L’une des mesures fiscales qui monopolise les discussions consiste en la restauration de la contribution sociale pour une seule année d’après le ministre des Finances. Ce qui n’est pas sans rappeler la même mesure instituée du temps du gouvernement Abbas El Fassi pour une durée limitée et reconduite à plusieurs reprises.
Le groupe parlementaire PPS s’inquiète du caractère proportionnel et non progressif des taux de la contribution sociale. Ce qui aurait pour conséquence d’instituer une imposition inéquitable et en porte-à-faux par rapport à l’article 39 de la constitution sur le financement des charges selon la capacité contributive de chacun. Ainsi, un salarié qui gagne, par exemple, 9.950 DH, ne sera pas taxé. Par contre, une personne qui reçoit un salaire de 10.000 DH payera 150 DH par mois et gagnera en fin de compte 9.850 DH, soit moins que dans le premier cas. De même, le patron d’une Sarl à associé unique qui réalise un bénéfice net de 4 millions de DH, par exemple, sera exempté de la contribution sociale.

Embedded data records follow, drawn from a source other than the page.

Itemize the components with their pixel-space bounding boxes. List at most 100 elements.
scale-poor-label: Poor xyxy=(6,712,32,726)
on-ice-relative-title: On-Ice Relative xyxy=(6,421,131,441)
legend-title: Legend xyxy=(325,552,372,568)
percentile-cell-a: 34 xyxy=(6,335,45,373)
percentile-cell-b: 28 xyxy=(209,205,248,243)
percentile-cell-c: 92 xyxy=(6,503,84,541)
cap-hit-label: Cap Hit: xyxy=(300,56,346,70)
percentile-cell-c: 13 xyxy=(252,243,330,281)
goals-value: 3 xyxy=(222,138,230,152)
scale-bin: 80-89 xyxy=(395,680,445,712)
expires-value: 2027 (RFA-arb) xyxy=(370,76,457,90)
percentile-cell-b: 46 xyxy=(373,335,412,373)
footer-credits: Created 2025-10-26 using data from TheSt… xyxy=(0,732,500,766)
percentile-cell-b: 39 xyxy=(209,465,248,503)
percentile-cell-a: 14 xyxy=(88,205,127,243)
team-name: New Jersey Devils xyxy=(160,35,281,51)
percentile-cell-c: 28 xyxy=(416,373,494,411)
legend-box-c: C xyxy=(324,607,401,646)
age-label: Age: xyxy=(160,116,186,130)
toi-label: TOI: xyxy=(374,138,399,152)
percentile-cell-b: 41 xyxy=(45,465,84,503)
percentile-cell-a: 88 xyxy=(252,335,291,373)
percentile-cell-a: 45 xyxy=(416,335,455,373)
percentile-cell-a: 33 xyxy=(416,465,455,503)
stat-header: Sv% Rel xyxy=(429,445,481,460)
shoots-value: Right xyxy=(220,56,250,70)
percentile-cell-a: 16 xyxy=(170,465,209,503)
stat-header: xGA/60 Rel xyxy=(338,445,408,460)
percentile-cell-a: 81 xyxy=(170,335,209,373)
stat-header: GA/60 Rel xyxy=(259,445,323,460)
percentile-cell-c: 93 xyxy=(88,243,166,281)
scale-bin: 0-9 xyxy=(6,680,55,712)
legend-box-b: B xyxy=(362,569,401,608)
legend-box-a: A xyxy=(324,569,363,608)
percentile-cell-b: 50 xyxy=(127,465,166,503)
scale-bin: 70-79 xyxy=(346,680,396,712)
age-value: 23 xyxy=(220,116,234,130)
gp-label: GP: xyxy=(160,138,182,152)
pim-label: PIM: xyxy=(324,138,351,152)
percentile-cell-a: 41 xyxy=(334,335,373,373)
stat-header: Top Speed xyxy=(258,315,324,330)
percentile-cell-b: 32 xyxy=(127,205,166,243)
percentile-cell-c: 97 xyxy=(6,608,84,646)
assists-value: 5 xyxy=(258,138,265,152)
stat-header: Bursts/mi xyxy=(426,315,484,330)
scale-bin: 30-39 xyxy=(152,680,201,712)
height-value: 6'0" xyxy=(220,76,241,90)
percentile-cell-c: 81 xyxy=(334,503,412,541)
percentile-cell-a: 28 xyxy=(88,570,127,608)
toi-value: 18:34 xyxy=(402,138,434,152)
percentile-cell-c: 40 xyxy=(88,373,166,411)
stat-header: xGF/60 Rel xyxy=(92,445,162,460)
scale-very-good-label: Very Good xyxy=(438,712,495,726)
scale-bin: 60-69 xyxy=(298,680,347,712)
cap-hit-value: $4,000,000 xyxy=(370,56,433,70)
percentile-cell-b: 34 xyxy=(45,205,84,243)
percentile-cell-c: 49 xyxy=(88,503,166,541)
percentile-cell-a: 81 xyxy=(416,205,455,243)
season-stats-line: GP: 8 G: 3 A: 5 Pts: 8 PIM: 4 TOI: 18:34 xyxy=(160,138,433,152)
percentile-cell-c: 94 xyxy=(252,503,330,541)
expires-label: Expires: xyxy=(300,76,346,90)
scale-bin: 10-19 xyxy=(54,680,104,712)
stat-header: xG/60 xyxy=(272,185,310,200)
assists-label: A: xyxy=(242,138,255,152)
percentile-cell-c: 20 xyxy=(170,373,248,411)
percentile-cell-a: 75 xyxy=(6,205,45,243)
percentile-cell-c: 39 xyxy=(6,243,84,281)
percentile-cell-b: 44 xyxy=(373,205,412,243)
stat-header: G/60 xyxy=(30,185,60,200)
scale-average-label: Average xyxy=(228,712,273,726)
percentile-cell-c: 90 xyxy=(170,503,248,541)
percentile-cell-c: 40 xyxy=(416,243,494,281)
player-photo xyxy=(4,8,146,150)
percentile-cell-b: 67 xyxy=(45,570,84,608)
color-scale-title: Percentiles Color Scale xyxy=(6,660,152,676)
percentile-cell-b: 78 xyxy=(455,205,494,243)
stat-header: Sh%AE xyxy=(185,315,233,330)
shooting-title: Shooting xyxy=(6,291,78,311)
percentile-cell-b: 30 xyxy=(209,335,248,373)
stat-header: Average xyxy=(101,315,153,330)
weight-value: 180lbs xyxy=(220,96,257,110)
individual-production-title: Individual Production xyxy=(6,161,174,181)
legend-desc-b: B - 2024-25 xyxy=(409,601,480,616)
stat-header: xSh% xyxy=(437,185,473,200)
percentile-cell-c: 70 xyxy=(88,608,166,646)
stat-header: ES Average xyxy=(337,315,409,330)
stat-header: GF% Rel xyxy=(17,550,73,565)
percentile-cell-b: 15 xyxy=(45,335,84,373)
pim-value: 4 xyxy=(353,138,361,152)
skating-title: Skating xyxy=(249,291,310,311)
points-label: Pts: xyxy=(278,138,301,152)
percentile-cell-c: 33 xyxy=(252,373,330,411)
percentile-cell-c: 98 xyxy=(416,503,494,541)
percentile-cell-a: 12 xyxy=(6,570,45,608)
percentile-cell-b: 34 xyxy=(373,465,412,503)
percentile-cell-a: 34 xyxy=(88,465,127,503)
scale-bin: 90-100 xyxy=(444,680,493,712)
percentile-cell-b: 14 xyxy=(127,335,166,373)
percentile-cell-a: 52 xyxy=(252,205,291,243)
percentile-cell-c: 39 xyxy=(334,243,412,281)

Ce qui est aberrant.
Par ailleurs, la restauration de la proportionnalité de l’impôt pourrait encourager les entreprises à effectuer «des manipulations comptables pour ne pas dépasser les seuils et décompenser les recettes de la contribution de solidarité sociale par la baisse des recettes de l’IS». Les élus du PPS proposent d’instaurer un barème de taxation progressif et de répartir l’effort fiscal en «réduisant le seuil d’imposition à au moins 1 million de DH de bénéfice net au lieu de 5 millions de DH».

■ Une contribution professionnelle unique à revisiter
La contribution professionnelle unique (CPU) est censée remplacer le régime du bénéfice forfaitaire. La mesure a pour objectif de simplifier le mode de taxation des forfaitaires en regroupant en un impôt unique l’IR, la taxe professionnelle, de renforcer l’équité fiscale, d’encourager la culture de l’impôt et généraliser la couverture médicale. Mais pour le PPS, ces objectifs seront déviés. En effet, «cette mesure accentuerait l’iniquité fiscale en pénalisant les professionnels qui choisiraient d’exercer, sous forme de société, une activité éligible à la CPU, et qui auraient, à bénéfice égal, à supporter, en plus de la taxe professionnelle, la taxe de services communaux, une imposition de leurs bénéfices bien supérieure à 10%, compte tenu des 15 % d’IR sur les dividendes. Le tout sans bénéficier d’aucune couverture médicale». Pour plus d’équité, le groupe parlementaire propose que la base de calcul de la contribution professionnelle unique soit soumise au barème de l’IR comme c’est le cas dans le régime du forfait. Sur un autre registre, le projet de loi de finances devrait assortir la CPU d’une cotisation minimale après les trois premières années d’activité à l’image de l’impôt sur l’IR (1.500 DH) et de l’IS (3.000 DH).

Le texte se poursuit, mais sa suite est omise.